As much as Dorn liked the action scenes for his character, one of the Worf’s flaws was more compelling to him. “The acting challenge that I adored was the idea that he was really a terrible father,” said Dorn. “He was really bad. Not because he was mean, but he just didn’t get it. He just didn’t know how to how to make it work. That to me was a great challenge. And luckily, they picked up on all of that and wrote some really fantastic stuff for the character, and on into Deep Space Nine.”
Dorn was brought on to Deep Space Nine as Worf to try to improve the ratings of the show. Some of the actors who had been there for years were not thrilled that a new character was brought on for that reason. But Dorn says that there was no tension that he could feel toward himself. “One great thing about all of those actors is that their focus is the roles and the show,” he said. “If they do have a thing that they’re offended by, they didn’t let it show. They didn’t let it affect the work.
“And I understood. We had [Diana Muldaur] come on to play the doctor for the second season of TNG. And there was a little bit of tension on our show, and I definitely wanted the actors not to let that get in the way because it’s not Diana’s fault. It’s not like she lobbied to take over.
“So I understood how they felt.
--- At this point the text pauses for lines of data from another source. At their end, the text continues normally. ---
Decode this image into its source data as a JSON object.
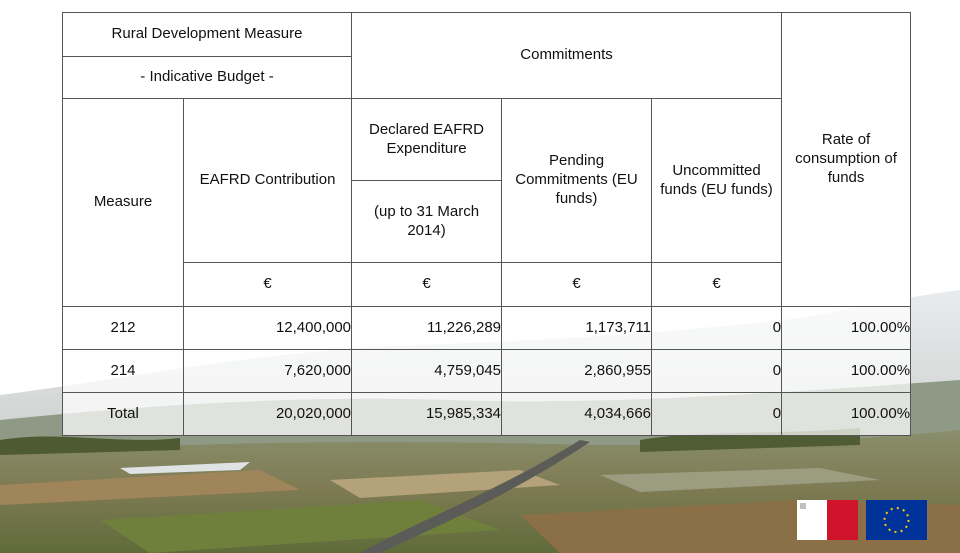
{
  "table": {
    "header": {
      "budget_title": "Rural Development Measure",
      "budget_subtitle": "- Indicative Budget -",
      "commitments": "Commitments",
      "rate": "Rate of consumption of funds",
      "measure": "Measure",
      "contribution": "EAFRD Contribution",
      "declared": "Declared EAFRD Expenditure",
      "declared_period": "(up to 31 March 2014)",
      "pending": "Pending Commitments (EU funds)",
      "uncommitted": "Uncommitted funds (EU funds)",
      "currency": [
        "€",
        "€",
        "€",
        "€"
      ]
    },
    "rows": [
      [
        "212",
        "12,400,000",
        "11,226,289",
        "1,173,711",
        "0",
        "100.00%"
      ],
      [
        "214",
        "7,620,000",
        "4,759,045",
        "2,860,955",
        "0",
        "100.00%"
      ],
      [
        "Total",
        "20,020,000",
        "15,985,334",
        "4,034,666",
        "0",
        "100.00%"
      ]
    ]
  }
}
And I understood that my job was to go there and do the best job I can. And if people had those feelings and if it was going to be difficult, then I would fight through it. I would do the best I can and go home. I hate to say it, but I’m a Black man in America, so I could do this standing on my head. But I’d say six months into the job, they realized that I wasn’t there to take over or for it to become ‘The Worf Show’. I was there to help. If it meant that they would get seven years instead of three, then I think that they went, ‘Well, what are we complaining about?’ But I definitely understand their feelings.
Dorn’s latest role is in Agent Revelation, a science film that will be released on demand this weekend.